On Wed, 19 May 2010, Mathieu Desnoyers wrote:
>
> Good point. This discard flag might do the trick and let us keep things simple.
> The major concern here is to keep the page cache disturbance relatively low.
> Which of new page allocation or stealing back the page has the lowest overhead
> would have to be determined with benchmarks.

We could probably make it easier somehow to do the writeback and discard
thing, but I have had _very_ good experiences with even a rather trivial
file writer that basically used (iirc) 8MB windows, and the logic was very
trivial:

- before writing a new 8M window, do "start writeback"
(SYNC_FILE_RANGE_WRITE) on the previous window, and do
a wait (SYNC_FILE_RANGE_WAIT_AFTER) on the window before that.

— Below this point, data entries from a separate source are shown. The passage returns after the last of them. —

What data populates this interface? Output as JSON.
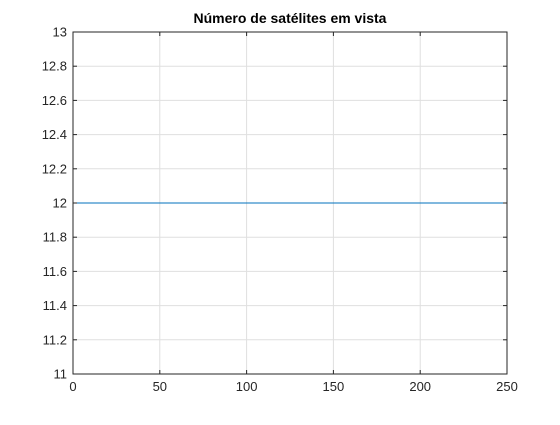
{
  "chart_data": {
    "type": "line",
    "title": "Número de satélites em vista",
    "xlabel": "",
    "ylabel": "",
    "xlim": [
      0,
      250
    ],
    "ylim": [
      11,
      13
    ],
    "x_ticks": [
      0,
      50,
      100,
      150,
      200,
      250
    ],
    "y_ticks": [
      11,
      11.2,
      11.4,
      11.6,
      11.8,
      12,
      12.2,
      12.4,
      12.6,
      12.8,
      13
    ],
    "x_tick_labels": [
      "0",
      "50",
      "100",
      "150",
      "200",
      "250"
    ],
    "y_tick_labels": [
      "11",
      "11.2",
      "11.4",
      "11.6",
      "11.8",
      "12",
      "12.2",
      "12.4",
      "12.6",
      "12.8",
      "13"
    ],
    "grid": true,
    "box": true,
    "series": [
      {
        "x": [
          0,
          250
        ],
        "y": [
          12,
          12
        ],
        "color": "#0072bd"
      }
    ]
  },
  "colors": {
    "axis": "#262626",
    "grid": "#dfdfdf",
    "background": "#ffffff"
  }
}
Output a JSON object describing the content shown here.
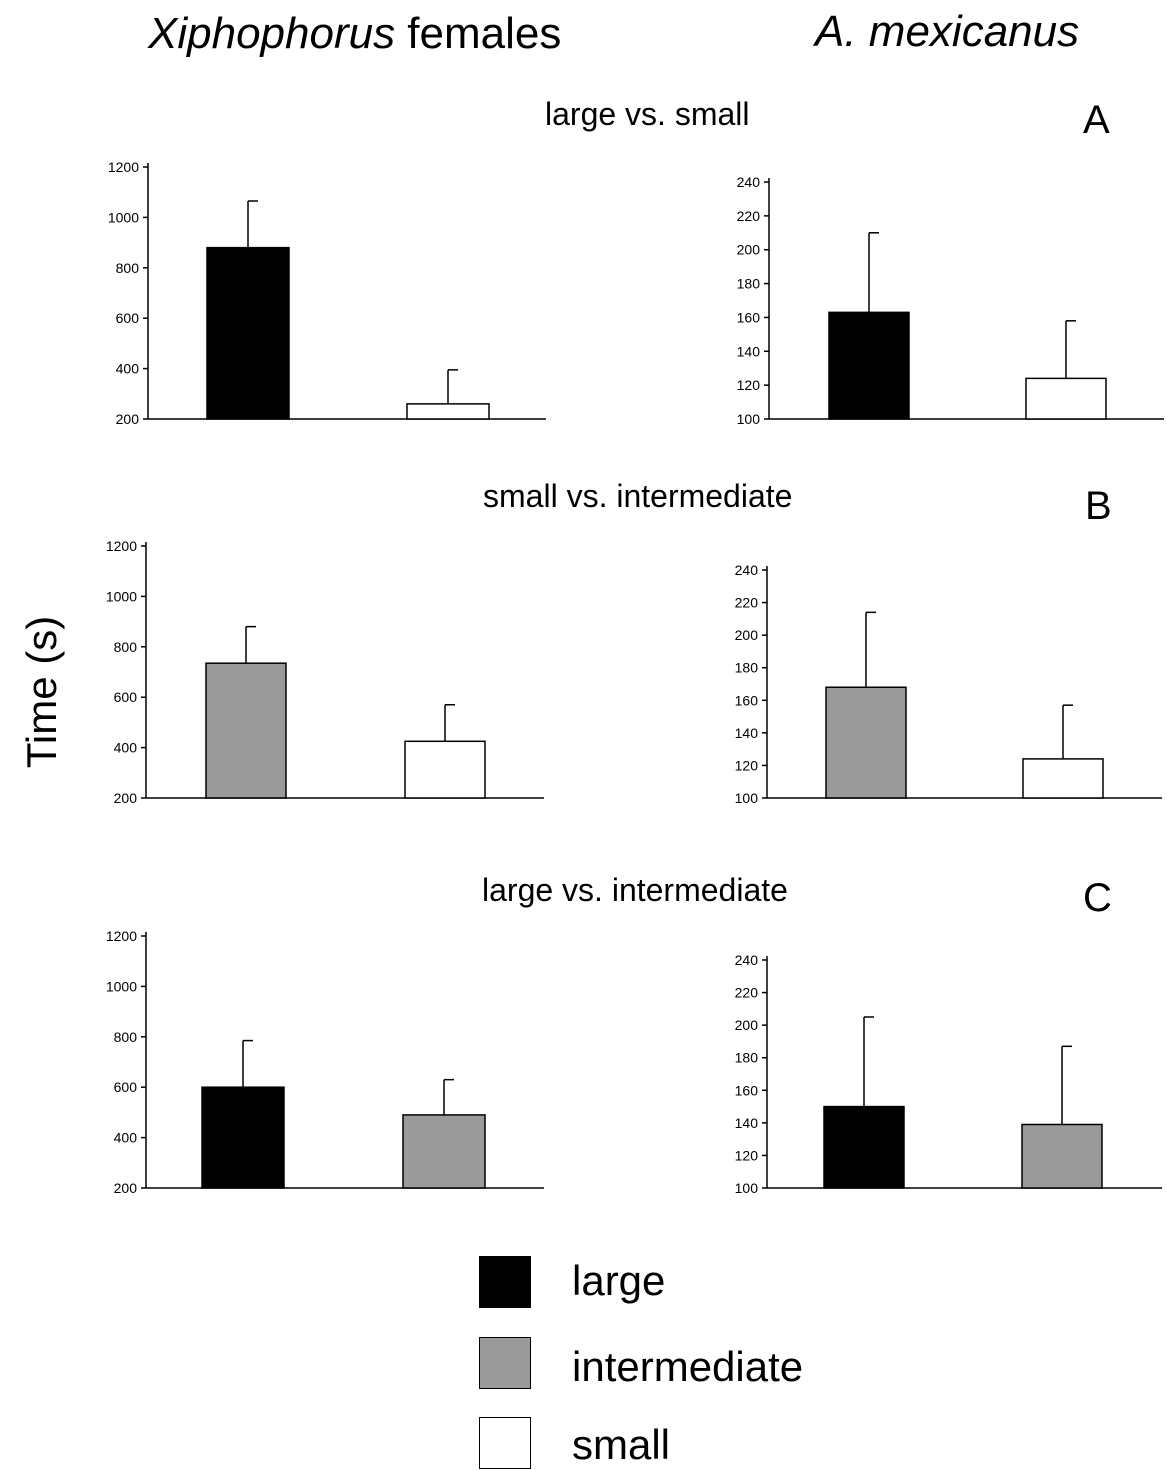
{
  "columns": {
    "left": {
      "italic": "Xiphophorus",
      "rest": " females"
    },
    "right": {
      "italic": "A. mexicanus",
      "rest": ""
    }
  },
  "ylabel": "Time (s)",
  "panels": [
    {
      "title": "large vs. small",
      "letter": "A"
    },
    {
      "title": "small vs. intermediate",
      "letter": "B"
    },
    {
      "title": "large vs. intermediate",
      "letter": "C"
    }
  ],
  "legend": [
    {
      "label": "large",
      "color": "#000000"
    },
    {
      "label": "intermediate",
      "color": "#9a9a9a"
    },
    {
      "label": "small",
      "color": "#ffffff"
    }
  ],
  "chart_data": [
    {
      "type": "bar",
      "panel": "A",
      "group": "Xiphophorus females",
      "categories": [
        "large",
        "small"
      ],
      "values": [
        880,
        260
      ],
      "errors": [
        185,
        135
      ],
      "ylim": [
        200,
        1200
      ],
      "yticks": [
        200,
        400,
        600,
        800,
        1000,
        1200
      ],
      "colors": [
        "#000000",
        "#ffffff"
      ],
      "ylabel": "Time (s)"
    },
    {
      "type": "bar",
      "panel": "A",
      "group": "A. mexicanus",
      "categories": [
        "large",
        "small"
      ],
      "values": [
        163,
        124
      ],
      "errors": [
        47,
        34
      ],
      "ylim": [
        100,
        240
      ],
      "yticks": [
        100,
        120,
        140,
        160,
        180,
        200,
        220,
        240
      ],
      "colors": [
        "#000000",
        "#ffffff"
      ],
      "ylabel": "Time (s)"
    },
    {
      "type": "bar",
      "panel": "B",
      "group": "Xiphophorus females",
      "categories": [
        "intermediate",
        "small"
      ],
      "values": [
        735,
        425
      ],
      "errors": [
        145,
        145
      ],
      "ylim": [
        200,
        1200
      ],
      "yticks": [
        200,
        400,
        600,
        800,
        1000,
        1200
      ],
      "colors": [
        "#9a9a9a",
        "#ffffff"
      ],
      "ylabel": "Time (s)"
    },
    {
      "type": "bar",
      "panel": "B",
      "group": "A. mexicanus",
      "categories": [
        "intermediate",
        "small"
      ],
      "values": [
        168,
        124
      ],
      "errors": [
        46,
        33
      ],
      "ylim": [
        100,
        240
      ],
      "yticks": [
        100,
        120,
        140,
        160,
        180,
        200,
        220,
        240
      ],
      "colors": [
        "#9a9a9a",
        "#ffffff"
      ],
      "ylabel": "Time (s)"
    },
    {
      "type": "bar",
      "panel": "C",
      "group": "Xiphophorus females",
      "categories": [
        "large",
        "intermediate"
      ],
      "values": [
        600,
        490
      ],
      "errors": [
        185,
        140
      ],
      "ylim": [
        200,
        1200
      ],
      "yticks": [
        200,
        400,
        600,
        800,
        1000,
        1200
      ],
      "colors": [
        "#000000",
        "#9a9a9a"
      ],
      "ylabel": "Time (s)"
    },
    {
      "type": "bar",
      "panel": "C",
      "group": "A. mexicanus",
      "categories": [
        "large",
        "intermediate"
      ],
      "values": [
        150,
        139
      ],
      "errors": [
        55,
        48
      ],
      "ylim": [
        100,
        240
      ],
      "yticks": [
        100,
        120,
        140,
        160,
        180,
        200,
        220,
        240
      ],
      "colors": [
        "#000000",
        "#9a9a9a"
      ],
      "ylabel": "Time (s)"
    }
  ]
}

in fact, in its simplest form, you can do it like this (this is from my
"overwrite disk images" program that I use on old disks):

for (index = 0; index < max_index ;index++) {
if (write(fd, buffer, BUFSIZE) != BUFSIZE)
break;
/* This won't block, but will start writeout asynchronously */
sync_file_range(fd, index*BUFSIZE, BUFSIZE, SYNC_FILE_RANGE_WRITE);
/* This does a blocking write-and-wait on any old ranges */
if (index)
sync_file_range(fd, (index-1)*BUFSIZE, BUFSIZE, SYNC_FILE_RANGE_WAIT_BEFORE|SYNC_FILE_RANGE_WRITE|SYNC_FILE_RANGE_WAIT_AFTER);
}

and even if you don't actually do a discard (maybe we should add a
SYNC_FILE_RANGE_DISCARD bit, right now you'd need to do a separate
fadvise(FADV_DONTNEED) to throw it out) the system behavior is pretty
nice, because the heavy writer gets good IO performance _and_ leaves only
easy-to-free pages around after itself.